How to Create a Blog Using Jekyll
Creating a Website Using Jekyll
This guide is specific to Windows 10.
Why Jekyll?
Jekyll is the most popular static site generator. As the most popular static site generator, it is well documented and has a large community for support. If we need help and use Google, we are more likely to find answers.
Why a static site generator?
I have experience with HTML and CSS. I took a class that taught HTML and CSS in high school. I have to be familiar with HTML to use web crawlers and to automate browsers, use Selenium.
However, writing HTML to build a website is quite involved. People have made whole careers on knowing web development. Static site generators allow you to create websites at least theoretically without knowing HTML and CSS. It appears to me that we should be familiar with HTML and CSS to use a static site generator. Content management systems such as Wordpress do not require creating a site from scratch, but it builds dynamic sites and that seems unnecessary. More about static vs dynamic sites below.
What is a static site generator?
A static site generator is software that uses source files to generate/output static sites. It outputs static sites from dynamic wriing, so we code dynamically and publish statically.
What is a static site? What is a dynamic site?
A static site requires only client-side processing, whereas dynamic sites require client-side and server-side processing. Client-side technologies are HTML, CSS, and Javascript. A common error is to say static sites are only written in HTML and CSS and have no scripting. Using Javascript means using scripting; however, JavaScript is a client-side language. Client-side scripting is executed by a browser. Server-side scripting is executed by a web server. The number of server-side technologies is not limited. There are server-side technologies such as PHP and ASP.NET can generate HTML dynamically, meaning a person does not need to write or change the HTML code themselves. We can generally tell if a website is static or dynamic by whether we can interact with a site, not counting clicking links, hovering over a web element and making it change color or fade in and out, and the like. If we can post comments, log in and out, shop, etc. on a site; then it’s dynamic.
How do static and dynamic sites compare?
Static sites are simple. They load faster. It’s more secure becaue static sites don’t process useer data. If no user data is sent to the server, there is no data to be stolen. Dynamic sites are more complicated but also more powerful.
Installing Jekyll
I followed Jekyll docs installation instructions and got stuck a couple times, so I wrote this. It reiterates Jekyll docs but is specific to Windows 10 users and clarifies things that got me stuck.
1. Install a full Ruby development environment version 2.2.5 or above
First, check if we already have Ruby installed and if so, what version; run ruby -v
in Bash.
If we don’t have Ruby 2.2.5 of newer installed and we’re using Windows 10, use the Ruby Installer for Windows because it’s easy. Follow directions.

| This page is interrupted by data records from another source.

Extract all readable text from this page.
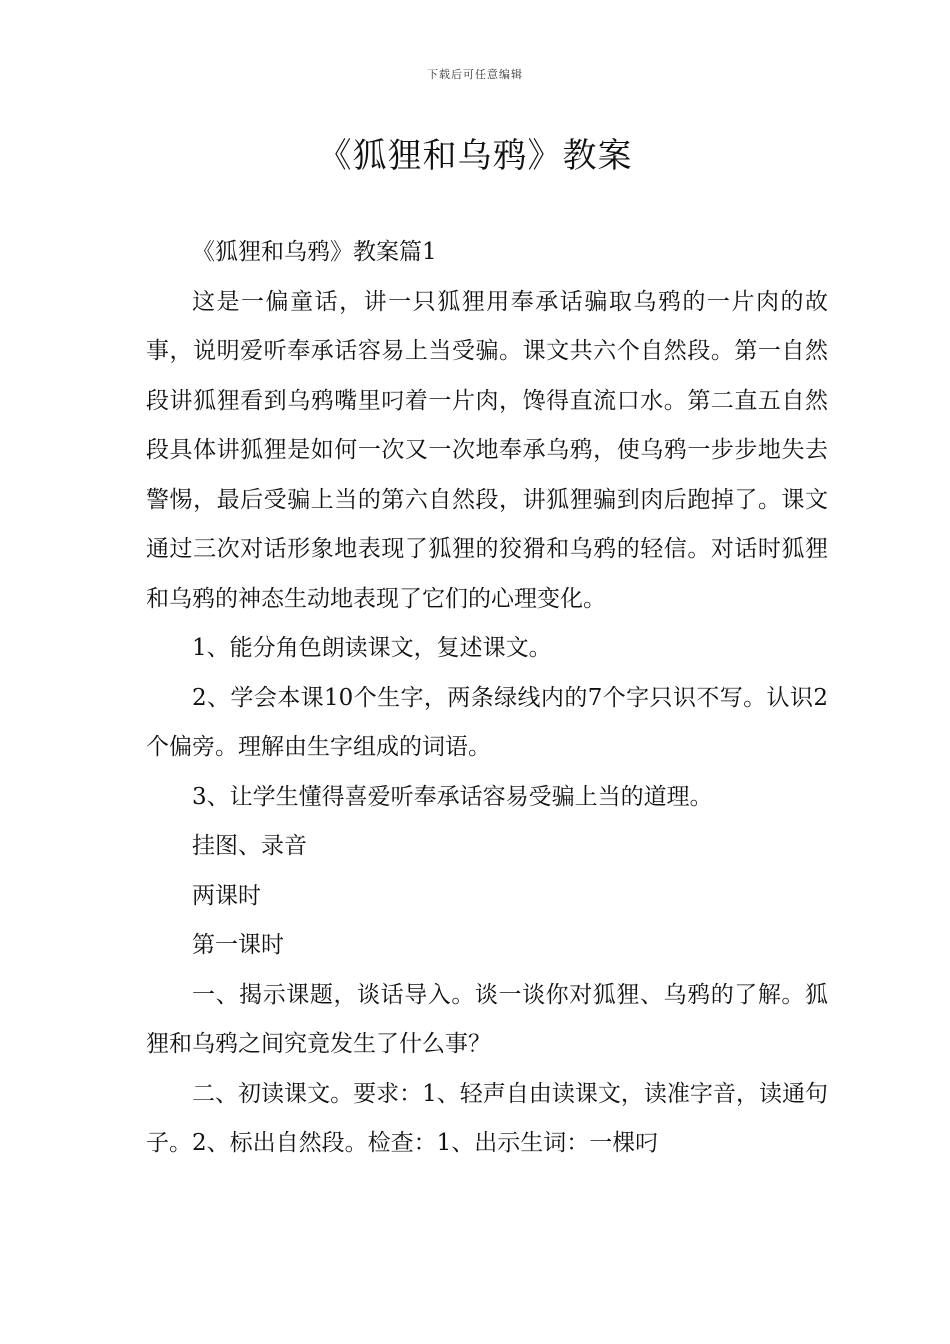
下载后可任意编辑
《狐狸和乌鸦》教案

《狐狸和乌鸦》教案篇1

这是一偏童话，讲一只狐狸用奉承话骗取乌鸦的一片肉的故事，说明爱听奉承话容易上当受骗。课文共六个自然段。第一自然段讲狐狸看到乌鸦嘴里叼着一片肉，馋得直流口水。第二直五自然段具体讲狐狸是如何一次又一次地奉承乌鸦，使乌鸦一步步地失去警惕，最后受骗上当的第六自然段，讲狐狸骗到肉后跑掉了。课文通过三次对话形象地表现了狐狸的狡猾和乌鸦的轻信。对话时狐狸和乌鸦的神态生动地表现了它们的心理变化。

1、能分角色朗读课文，复述课文。

2、学会本课10个生字，两条绿线内的7个字只识不写。认识2个偏旁。理解由生字组成的词语。

3、让学生懂得喜爱听奉承话容易受骗上当的道理。

挂图、录音

两课时

第一课时

一、揭示课题，谈话导入。谈一谈你对狐狸、乌鸦的了解。狐狸和乌鸦之间究竟发生了什么事？

二、初读课文。要求：1、轻声自由读课文，读准字音，读通句子。2、标出自然段。检查：1、出示生词：一棵叼
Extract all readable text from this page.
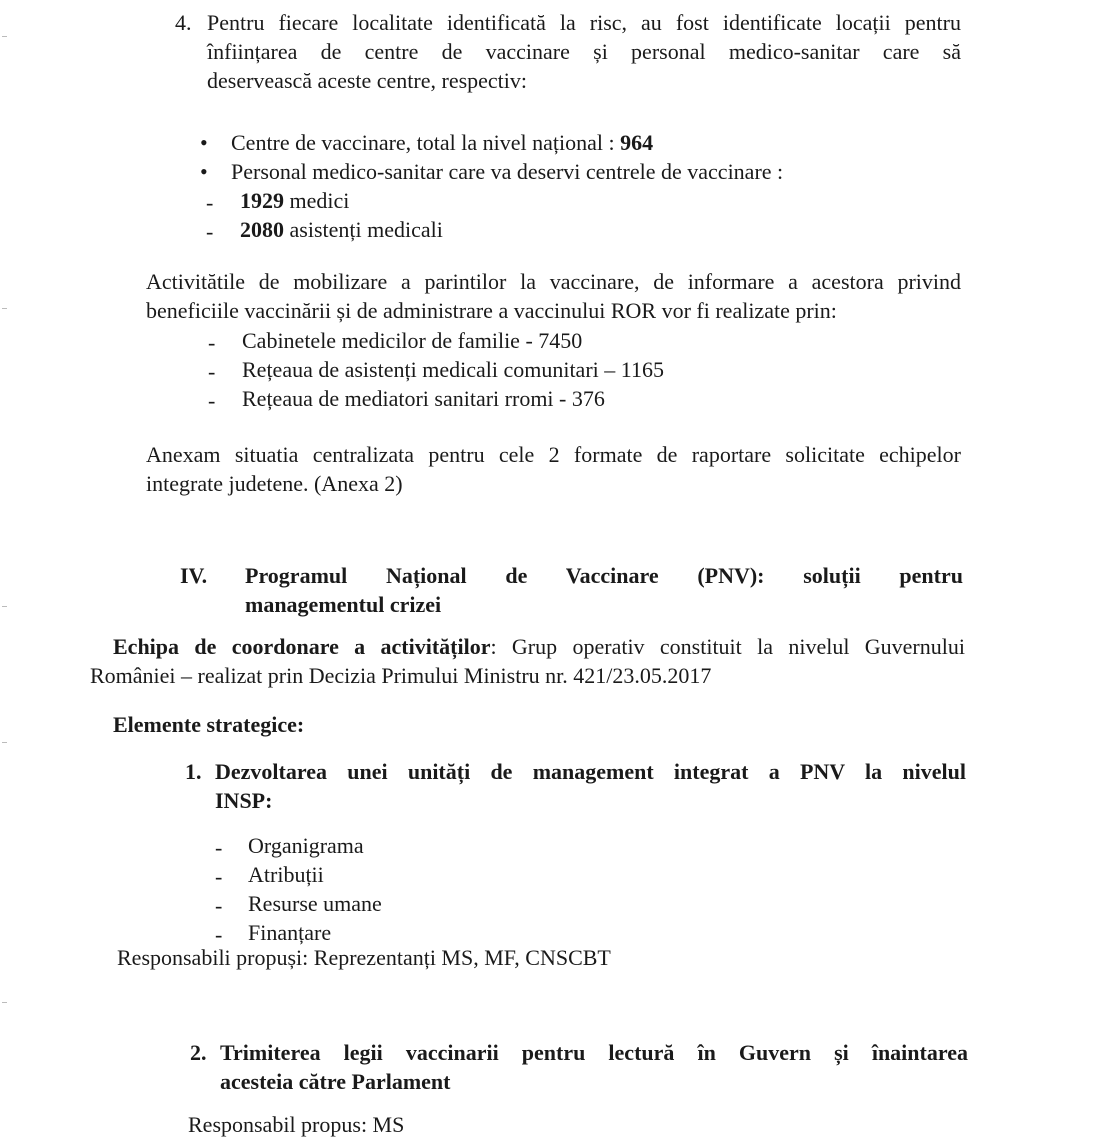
4. Pentru fiecare localitate identificată la risc, au fost identificate locații pentru
înființarea de centre de vaccinare și personal medico-sanitar care să
deservească aceste centre, respectiv:
• Centre de vaccinare, total la nivel național : 964
• Personal medico-sanitar care va deservi centrele de vaccinare :
- 1929 medici
- 2080 asistenți medicali
Activitătile de mobilizare a parintilor la vaccinare, de informare a acestora privind
beneficiile vaccinării și de administrare a vaccinului ROR vor fi realizate prin:
- Cabinetele medicilor de familie - 7450
- Rețeaua de asistenți medicali comunitari – 1165
- Rețeaua de mediatori sanitari rromi - 376
Anexam situatia centralizata pentru cele 2 formate de raportare solicitate echipelor
integrate judetene. (Anexa 2)
IV. Programul Național de Vaccinare (PNV): soluții pentru
managementul crizei
Echipa de coordonare a activităților: Grup operativ constituit la nivelul Guvernului
României – realizat prin Decizia Primului Ministru nr. 421/23.05.2017
Elemente strategice:
1. Dezvoltarea unei unități de management integrat a PNV la nivelul
INSP:
- Organigrama
- Atribuții
- Resurse umane
- Finanțare
Responsabili propuși: Reprezentanți MS, MF, CNSCBT
2. Trimiterea legii vaccinarii pentru lectură în Guvern și înaintarea
acesteia către Parlament
Responsabil propus: MS
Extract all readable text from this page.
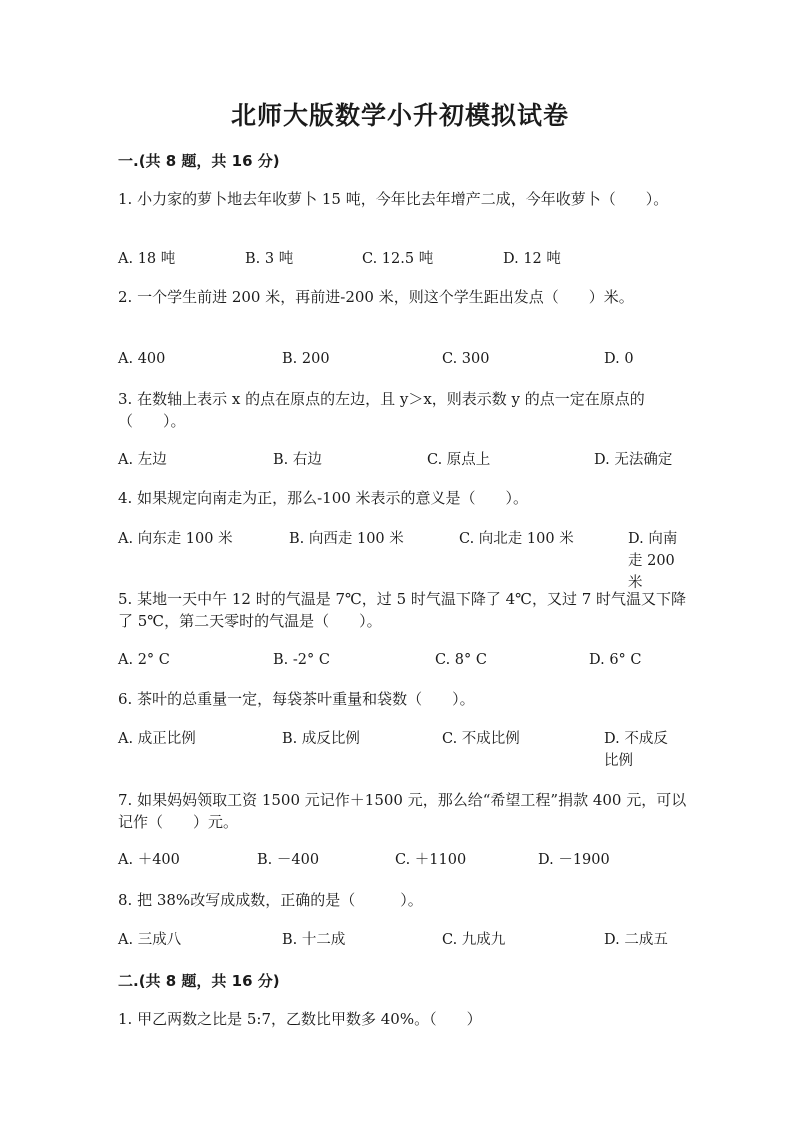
北师大版数学小升初模拟试卷
一.(共 8 题，共 16 分)
1. 小力家的萝卜地去年收萝卜 15 吨，今年比去年增产二成，今年收萝卜（　　）。
A. 18 吨	B. 3 吨	C. 12.5 吨	D. 12 吨
2. 一个学生前进 200 米，再前进-200 米，则这个学生距出发点（　　）米。
A. 400	B. 200	C. 300	D. 0
3. 在数轴上表示 x 的点在原点的左边，且 y＞x，则表示数 y 的点一定在原点的（　　）。
A. 左边	B. 右边	C. 原点上	D. 无法确定
4. 如果规定向南走为正，那么-100 米表示的意义是（　　）。
A. 向东走 100 米	B. 向西走 100 米	C. 向北走 100 米	D. 向南走 200 米
5. 某地一天中午 12 时的气温是 7℃，过 5 时气温下降了 4℃，又过 7 时气温又下降了 5℃，第二天零时的气温是（　　）。
A. 2° C	B. -2° C	C. 8° C	D. 6° C
6. 茶叶的总重量一定，每袋茶叶重量和袋数（　　）。
A. 成正比例	B. 成反比例	C. 不成比例	D. 不成反比例
7. 如果妈妈领取工资 1500 元记作＋1500 元，那么给“希望工程”捐款 400 元，可以记作（　　）元。
A. ＋400	B. －400	C. ＋1100	D. －1900
8. 把 38%改写成成数，正确的是（　　　）。
A. 三成八	B. 十二成	C. 九成九	D. 二成五
二.(共 8 题，共 16 分)
1. 甲乙两数之比是 5:7，乙数比甲数多 40%。（　　）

The only tricky part is when you execute the installer and the following window pops up. It’s not obvious which components we want to install. We want to install all three components.
Why aren’t we installing Ruby and Jekyll in a Conda environment?
We are not installing and storing our site in a Conda environment because there are no Ruby packages in Anaconda Cloud for Windows.
GCC and Make
Jekyll doc’s installation instructions say that GCC and Make are required. They’re not. I tried to install GCC and Make and ran into errors. I asked around and was told they’re not necessary. I haven’t ran into problems from not having GCC and Make (yet at least).
2.In Git Bash, run gem install jekyll bundler
.
This command tells our computer to install two gems: Jekyll and bundler.
Gem, Bundler, and Gemfile
The Ruby community often uses the terms Gem, Gemfile, and Bundler.
According to Ruby Gems documentation, “Bundler manages an application’s dependencies through its entire life, across many machines, systematically and repeatably.”. After installing bundler, when we run ‘bundle install’ bundler installs all the gems listed in our a text file called Gemfile by default. We call it just Gemfile if its named Gemfile. Otherwise, it is a gemfile. We can command bundler to use a specified gemfile instead of Gemfile by running bundle install --system --gemfile=path/to/gemfile_a
. A gemfile is simply a list of gems. We will see later that Jekyll automatically creates a Gemfile for you. It might look something like this
source 'https://rubygems.org'
gem 'jekyll'
group :jekyll_plugins do
gem 'jekyll-feed'
gem 'jekyll-seo-tag'
end
Create a New Jekyll Site at ./myblog
In Git Bash, run jekyll new myblog
. This will create a directory. It will provide a skeleton of our blog with the default layout to which you can add meat.
Build The Site and Make It Available on a Local Server
In Git Bash, run bundle exec jekyll serve
.
Check it out at http://localhost:4000 (probably).
This totally depends on us building our site locally. If we build it in an AWS EC2 instance for example, we need to replace “localhost” with the instance’s IP address.